Fruits and vegetables contain nutrients that help prevent and treat many medical conditions. Let’s look at apples. After all, “an apple a day keeps the doctor away”, right? One of the more commonly prescribed classes of antihypertensive (blood pressure) medications is the ACE inhibitors (angiotensin converting enzyme). Flavonoids found in apple peels also inhibit angiotensin converting enzymes.
We now have a new disease called COVID-19. Black cumin seeds from the plant, Nigella sativa, have antiviral, antioxidant, anti-inflammatory, anticoagulant, immunomodulatory, bronchodilatory, antihistaminic, antitussive (cough), antipyretic (fever), and analgesic properties. All of this might make it the perfect COVID-19 treatment.
So what are the health benefits of herbs? Before we get to that. What exactly is an herb? Herbs refers to the leafy green or flowering part of a plant (fresh or dried).
Herbs that Heal
Let’s look at some herbs and other plant based structures that have health benefits.
As discussed above black cumin seeds have several potential disease fighting properties. It is used to flavor breads and baked goods. Studies show it to be effective in pediatric seizures. Black cumin improved blood sugar control in diabetics and may help prevent diabetic complications.
If you ever have been sunburned, there is a good chance you used aloe vera. Aloe is primarily used in topical skin products for sunburns, wounds, acne, psoriasis, herpes simplex, oral lichen plants, and used in orally for constipation. Thousands of years ago it was used to embalm the dead and used in perfumes. Aloe has been show to reduce blood sugar when used orally, which can be helpful in the management of diabetes.
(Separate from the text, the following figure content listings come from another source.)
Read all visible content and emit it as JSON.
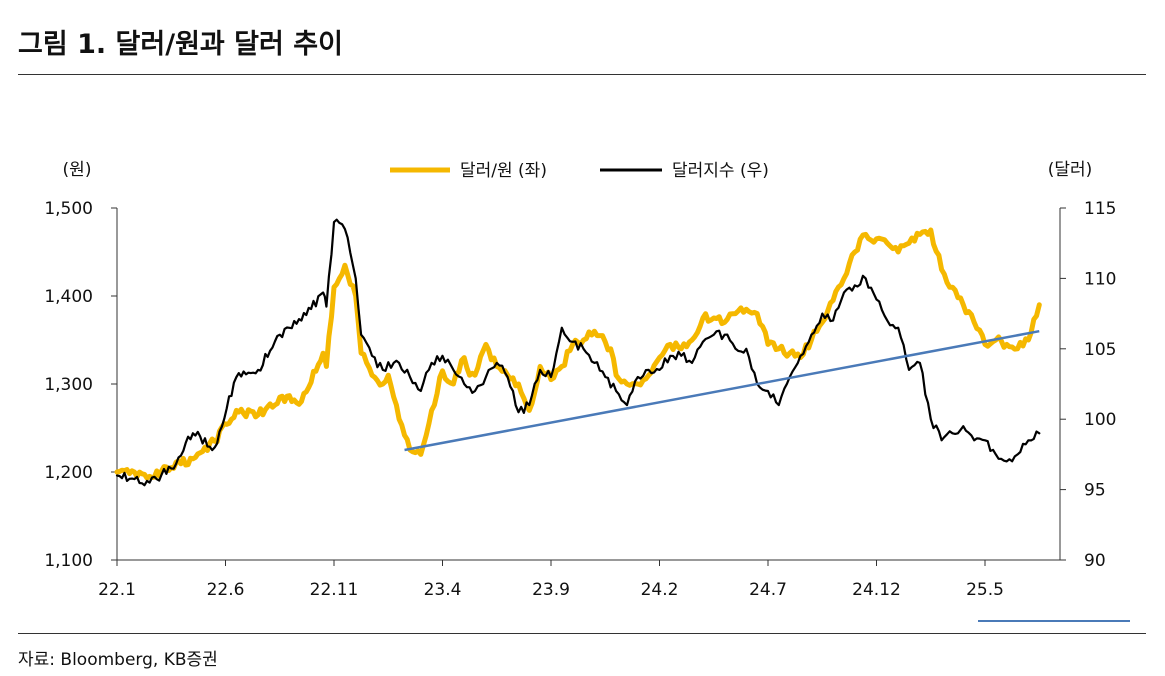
{
  "header": {
    "title": "그림 1. 달러/원과 달러 추이"
  },
  "footer": {
    "source": "자료: Bloomberg, KB증권"
  },
  "chart_data": {
    "type": "line",
    "left_axis": {
      "unit": "(원)",
      "range": [
        1100,
        1500
      ],
      "ticks": [
        "1,100",
        "1,200",
        "1,300",
        "1,400",
        "1,500"
      ],
      "tick_values": [
        1100,
        1200,
        1300,
        1400,
        1500
      ]
    },
    "right_axis": {
      "unit": "(달러)",
      "range": [
        90,
        115
      ],
      "ticks": [
        "90",
        "95",
        "100",
        "105",
        "110",
        "115"
      ],
      "tick_values": [
        90,
        95,
        100,
        105,
        110,
        115
      ]
    },
    "x_axis": {
      "ticks": [
        "22.1",
        "22.6",
        "22.11",
        "23.4",
        "23.9",
        "24.2",
        "24.7",
        "24.12",
        "25.5"
      ],
      "range": [
        0,
        8.58
      ]
    },
    "legend": {
      "placement": "top-center"
    },
    "series": [
      {
        "name": "달러/원 (좌)",
        "axis": "left",
        "color": "#F5B800",
        "x": [
          0,
          0.3,
          0.5,
          0.7,
          0.9,
          1.1,
          1.3,
          1.5,
          1.7,
          1.9,
          1.93,
          2.0,
          2.1,
          2.2,
          2.25,
          2.35,
          2.45,
          2.5,
          2.6,
          2.7,
          2.8,
          2.9,
          3.0,
          3.1,
          3.2,
          3.25,
          3.3,
          3.4,
          3.5,
          3.6,
          3.7,
          3.8,
          3.9,
          4.0,
          4.1,
          4.2,
          4.3,
          4.4,
          4.45,
          4.55,
          4.6,
          4.7,
          4.8,
          4.9,
          5.0,
          5.1,
          5.2,
          5.3,
          5.4,
          5.5,
          5.6,
          5.7,
          5.8,
          5.9,
          6.0,
          6.1,
          6.2,
          6.3,
          6.4,
          6.5,
          6.6,
          6.7,
          6.8,
          6.9,
          7.0,
          7.1,
          7.2,
          7.3,
          7.4,
          7.5,
          7.6,
          7.7,
          7.8,
          7.9,
          8.0,
          8.1,
          8.2,
          8.3,
          8.4,
          8.5
        ],
        "values": [
          1200,
          1195,
          1205,
          1215,
          1235,
          1270,
          1265,
          1285,
          1280,
          1335,
          1320,
          1410,
          1435,
          1400,
          1335,
          1310,
          1300,
          1310,
          1260,
          1225,
          1220,
          1270,
          1315,
          1300,
          1330,
          1310,
          1310,
          1345,
          1320,
          1310,
          1300,
          1270,
          1320,
          1305,
          1320,
          1345,
          1350,
          1360,
          1355,
          1340,
          1310,
          1300,
          1300,
          1310,
          1330,
          1345,
          1340,
          1350,
          1375,
          1375,
          1370,
          1380,
          1385,
          1380,
          1345,
          1340,
          1335,
          1330,
          1350,
          1370,
          1395,
          1420,
          1450,
          1470,
          1465,
          1460,
          1450,
          1460,
          1470,
          1475,
          1430,
          1410,
          1390,
          1370,
          1345,
          1350,
          1345,
          1340,
          1350,
          1390
        ]
      },
      {
        "name": "달러지수 (우)",
        "axis": "right",
        "color": "#000000",
        "x": [
          0,
          0.3,
          0.5,
          0.7,
          0.9,
          1.1,
          1.3,
          1.5,
          1.7,
          1.9,
          1.93,
          2.0,
          2.1,
          2.2,
          2.25,
          2.35,
          2.45,
          2.55,
          2.6,
          2.7,
          2.8,
          2.9,
          3.0,
          3.1,
          3.2,
          3.3,
          3.4,
          3.5,
          3.6,
          3.7,
          3.8,
          3.9,
          4.0,
          4.1,
          4.2,
          4.3,
          4.4,
          4.5,
          4.6,
          4.7,
          4.8,
          4.9,
          5.0,
          5.1,
          5.2,
          5.3,
          5.4,
          5.5,
          5.6,
          5.7,
          5.8,
          5.9,
          6.0,
          6.1,
          6.2,
          6.3,
          6.4,
          6.5,
          6.6,
          6.7,
          6.8,
          6.9,
          7.0,
          7.1,
          7.2,
          7.3,
          7.4,
          7.5,
          7.6,
          7.7,
          7.8,
          7.9,
          8.0,
          8.1,
          8.2,
          8.3,
          8.4,
          8.5
        ],
        "values": [
          96,
          95.5,
          96.5,
          99,
          98,
          103,
          103.5,
          106,
          107,
          109,
          108,
          114,
          113.5,
          110,
          106,
          104.5,
          103.5,
          104,
          104,
          103,
          102,
          104,
          104.5,
          103.5,
          102.5,
          102,
          103,
          104,
          103,
          100.5,
          101,
          103.5,
          103,
          106.5,
          105.5,
          105,
          104,
          103,
          102,
          101,
          103,
          103.5,
          103.5,
          104.5,
          104.5,
          104,
          105.5,
          106,
          106,
          105,
          105,
          102.5,
          102,
          101,
          103,
          104.5,
          106,
          107.5,
          107,
          109,
          109.5,
          110,
          108.5,
          107,
          106.5,
          103.5,
          104,
          100,
          98.5,
          99,
          99.5,
          98.5,
          98.5,
          97.5,
          97,
          97.5,
          98.5,
          99
        ]
      }
    ],
    "trend_line": {
      "axis": "left",
      "color": "#4A7AB8",
      "x": [
        2.65,
        8.5
      ],
      "values": [
        1225,
        1360
      ]
    }
  }
}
Cinnamon helps with digestive issues and helps prevent infections. Cinnamon lowers blood sugar in some studies having similar effects of insulin.
Onion is a part of the allium family which also contains garlic, shallots, leeks, and chives. Onion is very rich in quercetin which has cancer fighting properties especially against breast, colon, intestinal and ovarian tumors as well as leukemias.. Quercetin also is a zinc ionophore. Zinc can stop replication of virus (including coronaviruses) but needs helping getting to cells. Zinc ionophores make easier for zinc to enter the cells.
Garlic is also in the allium family has cancer fighting properties like onion but has long been used to prevent and treat cardiovascular disease. It is a natural blood thinner and can help remove plaque (that narrows blood vessels) from arteries. Like apple, garlic also inhibits angiotensin converting enzyme which is beneficial for blood pressure control.
Peppermint is used to treat digestive disorders like irritable bowel syndrome and symptoms like diarrhea, flatulence, and nausea. It also alleviates discomfort from menstrual cramps.
Saffron is used to treat depression and anxiety. It supports major neurotransmitters including serotonin, dopamine, and norepinephrine. We have previously written about serotonin and dopamine.
Flax contains alpha-linoleic acid (ALA) which limits blood clots and reduces inflammation. It also slows the growth of tumors and boosts the immune system in general.